Dev looked immediately interested. “Seriously, any help you can offer, we’ll take,” he said before locking gazes with Lucas again. “I think Jon was the first to exhibit the change. When we spoke, he told me he doesn’t remember people commenting about his eyes until he turned eleven or so.”
Since the remarkable violet shade of Jon’s eyes definitely invited comment, Lucas could find no fault with Dev’s theory. “Jon was on his own, forced to use whatever he had to survive.” Ethics made for cold comfort when you were a starving child.
“No surprise his abilities woke faster as a result,” Dev agreed without hesitation.
The response further strengthened Lucas’s liking for the Forgotten director. “We’ll forward you the information on how to produce the contacts.” They were highly specialized and had to be custom-made for the individual, but the Forgotten had the resources to do that. “You ready to head down?”
Dev nodded and, saying good-bye to Hawke, the two of them were soon back in the car.

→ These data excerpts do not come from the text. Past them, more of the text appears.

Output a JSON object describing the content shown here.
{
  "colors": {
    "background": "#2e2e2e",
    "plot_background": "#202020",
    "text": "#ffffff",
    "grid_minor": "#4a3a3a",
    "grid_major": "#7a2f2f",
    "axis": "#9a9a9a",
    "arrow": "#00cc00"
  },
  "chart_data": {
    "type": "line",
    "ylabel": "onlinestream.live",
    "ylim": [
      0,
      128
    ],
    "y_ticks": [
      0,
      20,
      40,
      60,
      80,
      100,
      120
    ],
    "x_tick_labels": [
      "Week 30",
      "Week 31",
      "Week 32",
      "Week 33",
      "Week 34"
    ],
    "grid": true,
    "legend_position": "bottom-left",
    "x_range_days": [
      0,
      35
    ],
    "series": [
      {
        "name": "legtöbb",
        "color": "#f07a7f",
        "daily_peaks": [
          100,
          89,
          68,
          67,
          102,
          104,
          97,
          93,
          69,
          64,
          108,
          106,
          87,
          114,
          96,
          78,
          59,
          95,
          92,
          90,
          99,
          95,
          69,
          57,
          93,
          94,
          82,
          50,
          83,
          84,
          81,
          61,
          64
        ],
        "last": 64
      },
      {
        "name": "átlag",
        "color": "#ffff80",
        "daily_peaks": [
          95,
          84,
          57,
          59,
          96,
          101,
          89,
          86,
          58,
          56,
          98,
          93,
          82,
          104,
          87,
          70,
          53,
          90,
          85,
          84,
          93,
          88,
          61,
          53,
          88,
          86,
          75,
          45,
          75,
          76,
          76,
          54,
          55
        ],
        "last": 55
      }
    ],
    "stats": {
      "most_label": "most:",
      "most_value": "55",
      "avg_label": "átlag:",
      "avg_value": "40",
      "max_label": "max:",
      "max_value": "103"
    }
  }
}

They were a half hour out from the aerie where Dev, Katya, and Cruz were staying when Dev received a message on his phone that made him frown. “You know a lynx pack in Calgary?”
Lucas thought immediately of Bastien’s mate, Kirby. Her grandparents’ pack, IceRock, was the only one in that immediate region. “Yeah. What’s the issue?”
“There’s a small Forgotten population just off the pack’s eastern border. They’ve had a good if not close relationship with the pack to this point, but they’re getting nervous about vehicle movements late at night that
seem to be going in and out of pack territory—black SUVs that look military grade to them, but they’re not trained.”
The information didn’t fit with Lucas’s impression of IceRock. “I’ll ask, but as far as I know, the pack’s a peaceful one.” A family-centered group that was happy to be left alone, though it was cautiously following DarkRiver’s lead in making friendships with its neighbors.
“Appreciate it.” Dev slipped away his phone. “My people tend to be jumpy, especially with children in the mix.”
“Don’t blame them.” The Forgotten had lost a number of their young in horrific circumstances. “I’ll touch base with the lynx alpha soon as we get back.”
“We’re leaving in two hours, so if you get any information after that, give me a call.”